30代になり、大人になったからこそ悩ましい“実家”と“母親”との付き合い……というわけで、今回ご登場いただくのは、半年ほど前に、都心から電車で約1時間半ほどの地方都市にある実家に出戻ったという35歳の女性です。

【同棲を解消して地方の実家に出戻りしたY絵さん(35歳・イラストレーター)】

Y絵:ずっと彼氏と同棲してたんだけど、今さら結婚もあれだし、先が見えないねっていうので、いったん解消することになったんです。で、最初はひとり暮らしって考えたんだけど、イラストだけでひとりで生活していくのはちょっと厳しいという実情があって。しかも、ちょうど去年、母親が体調を崩して働けなかった半年くらいの間、仕送りをしてたせいで、貯金が心許ないこともあり、実家に戻ることになりました。

――何年ぶりの実家生活ですか?

Y絵:うーんと、10年ぶりくらい? 同棲してた時は、家事は全部わたしだったんだけど、今は母親がご飯を作ってくれるのが楽かな。男の世話をしなくてもいいっていうのは、こんなに楽なことなんだと思った……っていっても、朝ごはんとお弁当はわたしが作ってるんだけどね。

やっぱり 一度は外に出て、“男の世話をした女”って意識が母にもわたしにもあるから、まったくやらないわけにはいかないよね。なんで、洗い物なんかは自主的にやってるし、向こうもやって当然というのがある。でも、これ、わたしが男だったらたぶん、何もしないし、母もさせないと思うんですよ。例え働いていないニートであっても、母が世話してくれるはず。そこが“娘”と“息子”の違いだなって思う。まぁ、暮らす上では絶対にやらないといけないことだから別にいいんだけど。

出戻りが実家暮らしを上手くやるコツは、相手を母親だと思わないこと

――もともとお母様とは仲が良かったんですか?

Y絵:昔はすごく仲が悪かったですね。というか、実家に近寄らないようにしてた。うちの母、再婚してるんですが、その義理の父親とわたしが仲が悪くって。今はその義父とも離婚したんで、大丈夫ですけど。

――大人になって実家に戻ったら、ついでに和解できた感じ?

Y絵:それはあるかな。うちの場合は、母がわたしのことを、息子とか彼氏みたいな感じで見てる部分もあって……うちの母、なんていうか地方のヤンキーコミュニティーの姫なんですよ(笑)。ものすごい田舎に住んでるくせに、車の免許すら持ってない。ずっと男に乗せてもらって生きてきたっていう人。甘え上手な人で、わたしにも甘えてくる。こないだも旅行をねだられて、東京一泊旅行にご招待したりとか。

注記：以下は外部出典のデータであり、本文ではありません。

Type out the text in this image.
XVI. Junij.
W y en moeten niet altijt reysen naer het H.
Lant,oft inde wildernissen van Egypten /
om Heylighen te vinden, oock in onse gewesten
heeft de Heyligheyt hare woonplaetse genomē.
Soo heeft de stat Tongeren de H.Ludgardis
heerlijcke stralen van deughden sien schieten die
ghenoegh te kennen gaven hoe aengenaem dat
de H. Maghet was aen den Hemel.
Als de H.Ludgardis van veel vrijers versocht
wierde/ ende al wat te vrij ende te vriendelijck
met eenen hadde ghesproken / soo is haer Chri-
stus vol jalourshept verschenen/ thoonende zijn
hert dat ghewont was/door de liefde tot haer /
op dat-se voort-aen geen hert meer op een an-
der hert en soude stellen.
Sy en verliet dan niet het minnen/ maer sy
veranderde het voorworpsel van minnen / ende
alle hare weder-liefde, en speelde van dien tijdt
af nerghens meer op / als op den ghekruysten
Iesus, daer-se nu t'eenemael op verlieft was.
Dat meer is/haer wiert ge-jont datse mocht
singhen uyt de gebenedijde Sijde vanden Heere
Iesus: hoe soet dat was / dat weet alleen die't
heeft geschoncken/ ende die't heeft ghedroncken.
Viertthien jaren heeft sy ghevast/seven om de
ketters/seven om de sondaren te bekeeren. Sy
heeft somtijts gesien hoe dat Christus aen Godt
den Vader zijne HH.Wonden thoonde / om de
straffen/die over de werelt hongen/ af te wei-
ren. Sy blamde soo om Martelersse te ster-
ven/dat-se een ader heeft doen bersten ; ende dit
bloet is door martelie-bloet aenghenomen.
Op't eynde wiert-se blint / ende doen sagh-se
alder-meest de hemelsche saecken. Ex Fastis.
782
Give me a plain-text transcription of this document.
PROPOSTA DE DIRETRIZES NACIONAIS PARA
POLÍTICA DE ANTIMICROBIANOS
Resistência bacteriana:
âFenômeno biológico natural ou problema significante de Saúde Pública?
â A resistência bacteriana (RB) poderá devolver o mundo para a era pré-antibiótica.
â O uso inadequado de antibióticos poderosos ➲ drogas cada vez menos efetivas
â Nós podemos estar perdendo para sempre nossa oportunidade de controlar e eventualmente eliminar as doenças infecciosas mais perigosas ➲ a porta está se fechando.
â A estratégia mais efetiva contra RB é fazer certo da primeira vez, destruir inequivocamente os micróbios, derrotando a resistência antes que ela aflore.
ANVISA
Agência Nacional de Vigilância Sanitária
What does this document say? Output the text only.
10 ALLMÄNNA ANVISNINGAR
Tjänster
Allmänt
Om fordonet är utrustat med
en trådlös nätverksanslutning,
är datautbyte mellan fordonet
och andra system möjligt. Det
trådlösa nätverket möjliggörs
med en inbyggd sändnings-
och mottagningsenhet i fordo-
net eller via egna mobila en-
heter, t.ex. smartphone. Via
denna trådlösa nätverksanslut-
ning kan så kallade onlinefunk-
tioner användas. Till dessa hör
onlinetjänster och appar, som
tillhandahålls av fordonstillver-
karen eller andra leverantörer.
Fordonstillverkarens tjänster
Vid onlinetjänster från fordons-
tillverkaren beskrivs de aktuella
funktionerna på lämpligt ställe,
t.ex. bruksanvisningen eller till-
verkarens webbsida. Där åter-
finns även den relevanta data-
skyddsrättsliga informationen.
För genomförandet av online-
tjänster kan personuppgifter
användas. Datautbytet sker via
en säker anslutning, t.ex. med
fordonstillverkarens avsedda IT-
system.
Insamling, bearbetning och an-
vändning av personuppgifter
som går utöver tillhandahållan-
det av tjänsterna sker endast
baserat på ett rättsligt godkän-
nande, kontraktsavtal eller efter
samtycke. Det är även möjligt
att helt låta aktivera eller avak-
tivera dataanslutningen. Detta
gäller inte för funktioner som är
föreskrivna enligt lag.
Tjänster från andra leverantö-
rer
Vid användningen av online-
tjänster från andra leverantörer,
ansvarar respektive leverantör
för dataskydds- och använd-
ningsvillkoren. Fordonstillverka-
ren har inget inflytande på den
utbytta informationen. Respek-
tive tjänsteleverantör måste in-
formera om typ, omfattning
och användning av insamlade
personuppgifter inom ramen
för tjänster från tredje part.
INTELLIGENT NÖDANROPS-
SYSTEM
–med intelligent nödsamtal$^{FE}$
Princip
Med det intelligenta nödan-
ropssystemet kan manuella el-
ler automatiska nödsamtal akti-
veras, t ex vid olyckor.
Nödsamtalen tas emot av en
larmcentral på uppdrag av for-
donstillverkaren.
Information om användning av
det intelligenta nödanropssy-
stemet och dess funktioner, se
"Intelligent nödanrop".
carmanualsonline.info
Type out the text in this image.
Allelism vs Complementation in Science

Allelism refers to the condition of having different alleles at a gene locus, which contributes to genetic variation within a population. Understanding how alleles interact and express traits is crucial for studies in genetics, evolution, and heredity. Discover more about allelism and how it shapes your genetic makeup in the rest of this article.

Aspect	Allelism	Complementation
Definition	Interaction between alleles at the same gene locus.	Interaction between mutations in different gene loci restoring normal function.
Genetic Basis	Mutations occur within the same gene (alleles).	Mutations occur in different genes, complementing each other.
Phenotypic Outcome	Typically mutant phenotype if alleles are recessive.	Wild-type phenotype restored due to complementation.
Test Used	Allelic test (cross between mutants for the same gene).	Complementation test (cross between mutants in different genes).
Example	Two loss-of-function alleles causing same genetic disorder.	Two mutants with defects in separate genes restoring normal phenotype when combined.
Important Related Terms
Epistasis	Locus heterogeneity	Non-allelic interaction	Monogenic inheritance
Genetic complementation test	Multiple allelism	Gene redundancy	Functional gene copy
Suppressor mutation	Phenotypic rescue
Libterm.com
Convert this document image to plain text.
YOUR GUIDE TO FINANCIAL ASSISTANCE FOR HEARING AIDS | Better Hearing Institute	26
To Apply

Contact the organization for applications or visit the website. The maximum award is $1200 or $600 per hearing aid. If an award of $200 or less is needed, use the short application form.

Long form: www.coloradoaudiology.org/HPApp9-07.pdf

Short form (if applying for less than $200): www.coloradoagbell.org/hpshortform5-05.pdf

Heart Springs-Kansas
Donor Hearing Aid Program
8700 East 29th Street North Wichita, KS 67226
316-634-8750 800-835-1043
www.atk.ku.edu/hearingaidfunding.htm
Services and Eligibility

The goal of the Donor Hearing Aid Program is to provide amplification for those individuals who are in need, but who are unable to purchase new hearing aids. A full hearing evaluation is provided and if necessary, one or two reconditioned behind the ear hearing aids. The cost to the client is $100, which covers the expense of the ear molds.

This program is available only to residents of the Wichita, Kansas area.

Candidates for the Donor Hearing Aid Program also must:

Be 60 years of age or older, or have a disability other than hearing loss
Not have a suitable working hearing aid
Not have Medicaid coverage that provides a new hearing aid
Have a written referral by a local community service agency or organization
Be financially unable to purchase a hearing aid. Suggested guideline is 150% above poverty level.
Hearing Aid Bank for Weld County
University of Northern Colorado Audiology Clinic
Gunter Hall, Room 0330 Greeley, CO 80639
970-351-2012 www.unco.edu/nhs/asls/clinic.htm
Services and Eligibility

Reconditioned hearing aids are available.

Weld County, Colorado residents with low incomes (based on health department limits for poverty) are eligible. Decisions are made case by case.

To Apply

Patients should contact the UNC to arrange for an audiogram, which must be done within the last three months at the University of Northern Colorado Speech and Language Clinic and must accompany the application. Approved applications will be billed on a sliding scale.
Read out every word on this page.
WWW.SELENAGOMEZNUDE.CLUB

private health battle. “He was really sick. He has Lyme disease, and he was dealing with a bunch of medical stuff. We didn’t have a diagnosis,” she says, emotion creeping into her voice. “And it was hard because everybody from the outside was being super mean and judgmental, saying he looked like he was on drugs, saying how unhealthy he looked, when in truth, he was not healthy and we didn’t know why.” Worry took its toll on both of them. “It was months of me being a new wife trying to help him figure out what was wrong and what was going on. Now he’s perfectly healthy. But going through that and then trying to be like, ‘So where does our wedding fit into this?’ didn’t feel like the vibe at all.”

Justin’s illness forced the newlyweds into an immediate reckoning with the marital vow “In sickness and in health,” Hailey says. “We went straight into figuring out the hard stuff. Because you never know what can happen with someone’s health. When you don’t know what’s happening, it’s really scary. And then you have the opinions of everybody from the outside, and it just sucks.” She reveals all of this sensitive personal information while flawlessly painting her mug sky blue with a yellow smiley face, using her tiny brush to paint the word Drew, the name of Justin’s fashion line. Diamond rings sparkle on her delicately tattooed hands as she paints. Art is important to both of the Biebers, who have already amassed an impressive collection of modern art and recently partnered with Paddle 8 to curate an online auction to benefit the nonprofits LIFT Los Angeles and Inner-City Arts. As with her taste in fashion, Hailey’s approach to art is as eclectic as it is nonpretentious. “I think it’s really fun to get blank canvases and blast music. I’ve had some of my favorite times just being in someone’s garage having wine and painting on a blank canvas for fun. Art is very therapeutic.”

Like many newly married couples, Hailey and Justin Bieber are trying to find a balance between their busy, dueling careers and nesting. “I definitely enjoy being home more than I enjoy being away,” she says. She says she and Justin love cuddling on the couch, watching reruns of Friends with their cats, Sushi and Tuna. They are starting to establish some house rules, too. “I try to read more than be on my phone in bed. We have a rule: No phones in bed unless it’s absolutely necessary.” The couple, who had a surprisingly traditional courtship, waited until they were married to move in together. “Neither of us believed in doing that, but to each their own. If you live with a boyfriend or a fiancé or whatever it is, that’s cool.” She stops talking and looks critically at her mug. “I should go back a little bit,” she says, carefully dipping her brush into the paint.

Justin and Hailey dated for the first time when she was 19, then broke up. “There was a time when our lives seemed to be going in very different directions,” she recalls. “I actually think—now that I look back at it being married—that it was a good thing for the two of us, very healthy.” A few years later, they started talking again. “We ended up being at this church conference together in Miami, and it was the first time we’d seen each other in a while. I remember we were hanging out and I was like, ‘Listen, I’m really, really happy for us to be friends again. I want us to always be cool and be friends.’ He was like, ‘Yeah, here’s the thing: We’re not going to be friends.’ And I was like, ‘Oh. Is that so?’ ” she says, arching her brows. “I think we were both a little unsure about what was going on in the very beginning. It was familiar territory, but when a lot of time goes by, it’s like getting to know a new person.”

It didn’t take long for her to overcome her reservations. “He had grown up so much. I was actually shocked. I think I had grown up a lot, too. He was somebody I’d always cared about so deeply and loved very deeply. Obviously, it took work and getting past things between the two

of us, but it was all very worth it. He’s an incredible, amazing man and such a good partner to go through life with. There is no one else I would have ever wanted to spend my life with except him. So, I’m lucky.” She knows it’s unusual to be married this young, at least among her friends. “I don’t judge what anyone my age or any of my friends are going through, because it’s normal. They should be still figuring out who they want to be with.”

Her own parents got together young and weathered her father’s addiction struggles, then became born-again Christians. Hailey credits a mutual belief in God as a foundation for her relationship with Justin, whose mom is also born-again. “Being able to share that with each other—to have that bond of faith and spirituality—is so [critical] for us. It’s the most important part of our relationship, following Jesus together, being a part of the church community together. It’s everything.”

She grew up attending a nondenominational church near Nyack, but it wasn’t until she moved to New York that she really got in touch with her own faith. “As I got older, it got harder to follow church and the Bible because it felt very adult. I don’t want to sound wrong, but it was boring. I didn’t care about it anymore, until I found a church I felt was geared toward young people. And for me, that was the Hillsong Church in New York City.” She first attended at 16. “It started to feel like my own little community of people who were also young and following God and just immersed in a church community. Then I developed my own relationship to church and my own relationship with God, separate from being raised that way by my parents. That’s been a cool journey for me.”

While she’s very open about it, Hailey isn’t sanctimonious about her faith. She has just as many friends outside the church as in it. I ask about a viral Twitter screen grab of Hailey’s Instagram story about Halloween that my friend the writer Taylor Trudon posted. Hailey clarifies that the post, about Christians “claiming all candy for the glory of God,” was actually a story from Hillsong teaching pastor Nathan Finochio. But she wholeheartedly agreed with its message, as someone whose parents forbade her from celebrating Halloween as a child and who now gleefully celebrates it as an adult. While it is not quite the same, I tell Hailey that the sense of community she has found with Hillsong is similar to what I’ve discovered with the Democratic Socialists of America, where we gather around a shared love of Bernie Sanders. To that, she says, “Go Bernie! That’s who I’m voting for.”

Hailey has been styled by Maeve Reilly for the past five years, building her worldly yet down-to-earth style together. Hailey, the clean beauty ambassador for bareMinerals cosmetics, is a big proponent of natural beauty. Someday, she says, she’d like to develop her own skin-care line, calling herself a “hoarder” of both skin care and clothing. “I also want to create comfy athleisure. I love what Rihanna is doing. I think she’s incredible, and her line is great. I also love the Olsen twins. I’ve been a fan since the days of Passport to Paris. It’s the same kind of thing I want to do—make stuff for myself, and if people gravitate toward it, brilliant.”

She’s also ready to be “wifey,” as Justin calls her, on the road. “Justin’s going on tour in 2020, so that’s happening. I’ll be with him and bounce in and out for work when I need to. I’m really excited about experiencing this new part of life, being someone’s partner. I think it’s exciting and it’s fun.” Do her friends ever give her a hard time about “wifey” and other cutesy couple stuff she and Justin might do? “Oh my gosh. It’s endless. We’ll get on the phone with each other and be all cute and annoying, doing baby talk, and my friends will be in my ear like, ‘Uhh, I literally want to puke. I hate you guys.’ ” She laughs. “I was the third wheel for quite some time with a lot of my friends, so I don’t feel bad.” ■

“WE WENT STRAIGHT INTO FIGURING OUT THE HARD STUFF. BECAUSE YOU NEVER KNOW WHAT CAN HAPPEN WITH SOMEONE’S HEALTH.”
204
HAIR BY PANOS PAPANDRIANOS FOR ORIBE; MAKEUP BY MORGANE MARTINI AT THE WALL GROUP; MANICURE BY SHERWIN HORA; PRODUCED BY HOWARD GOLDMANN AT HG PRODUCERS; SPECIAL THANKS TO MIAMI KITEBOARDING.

――でも、そういう母親って、いま意外と多そうですね。娘のほうは「独立しなきゃ! 自活しなきゃ!」っていう一方で、その母親は地方で専業主婦をしていて、マイルドヤンキーという。

Y絵:そう。で、わたしが思う、出戻りが実家暮らしを上手くやるコツは、相手を母親だと思わないことだよね。とにかく頼らないこと。向こうからは頼られるけど。「自分よりも、いまの世間に慣れていない人」というふうに付き合ってる。あとはご飯を作ってくれたりする時に感謝を忘れない。

――いわゆる「サラリーマン夫が専業主婦の妻と上手くやる方法」みたいですね(笑)。

Y絵:そうそう(笑)。んで、お金はきちんと入れるのと、感謝することが大切。実家だからといって、そこを甘えると、よくないと思う。『ひとりの大人』として尊重して欲しかったら絶対にお金は入れないとダメ。

ジャージでコンビニ行くのも見られている相互監視社会なのがつらい

――つらいことってある?

Y絵:とにかく田舎で、飲みに行ったりが気軽にできないことかな。歩いていける範囲に山と森しかないんで。あと、別につらいってわけじゃないけど、変化としては、田舎ってとにかく人が家にくるんだよね。しかも、ピンポンも押さずにドアを開けてから「いる?」って。なんで、わたしの場合、前はずっとパジャマで仕事をしていたのが、仕方なく、着替えるようになった。これが人様の目ってものですよね(笑)。

――田舎暮らしだから、気合いを抜けると思ったら、むしろ身だしなみに気を付けないといけないわけですね。

Y絵:そう。コンビニに行くのすら、「視られている」ってことを意識しないといけない。あんまり仲良くない同級生が、自治会の会合の時に、親が貸してた鍋を家に返しにきて、で「こないだ、Y絵ちゃんが、ジャージ着て歩いてるの見たから、こっちに帰ってきてるって知ってたよ」って言われたりとか。そういう相互監視社会なのはつらいかな。

通りすがった見知らぬ人であっても、向こうはわたしのことを知ってたりするんで、恥ずかしいことができない。ひとりで公園でビール飲むとかも無理だし、昼間からジャージでコンビニ行くだけで「あそこの娘さん……」って言われるね。漫画雑誌を買うのでさえも、躊躇してしまう。自分はよくても、母とかにも関わってきちゃうので。

――そう考えると、都会はやっぱり自由ですよね。

Y絵:あと、勝手に「あそこんちの男のコ、年が近いんだから、嫁にもらってもらいなさいよ」とかの余計なお世話とか、自治会の飲み会なんかあると、「娘連れてこい」とか母も言われるみたいで。お酌係としてだけど、そういうのが当たり前にある。けど、もちろん「セクハラだ! パワハラだ!」とか「無神経!」とか言えるわけもない雰囲気で。男女は平等であるべし、なんて都会の人だけの考え方ですよ。

――実家を出ることは考えてるんですか?

Y絵:いや、それが、前は「もっと稼げるようになって、すぐに都会に戻るぞ!」と思っていたのだけど、最近はこのままでもいいのかな、と思いつつもある。「スポイルされないぞ!」と思っていたはずが、ぶっちゃけ、やっぱり楽なんですよね……。

実家に戻ることをキッカケに、母親との関係を見直して再構築し、ほどよい距離感を持った関わり方ができるようになったというY絵さん。30代のうちに一度、子供時代から続く母親との関係性を、一度棚卸してみるのもいいかもしれません。とりあえずわたしは、実家のコーヒーメーカーの使い方を学ぼうと思います。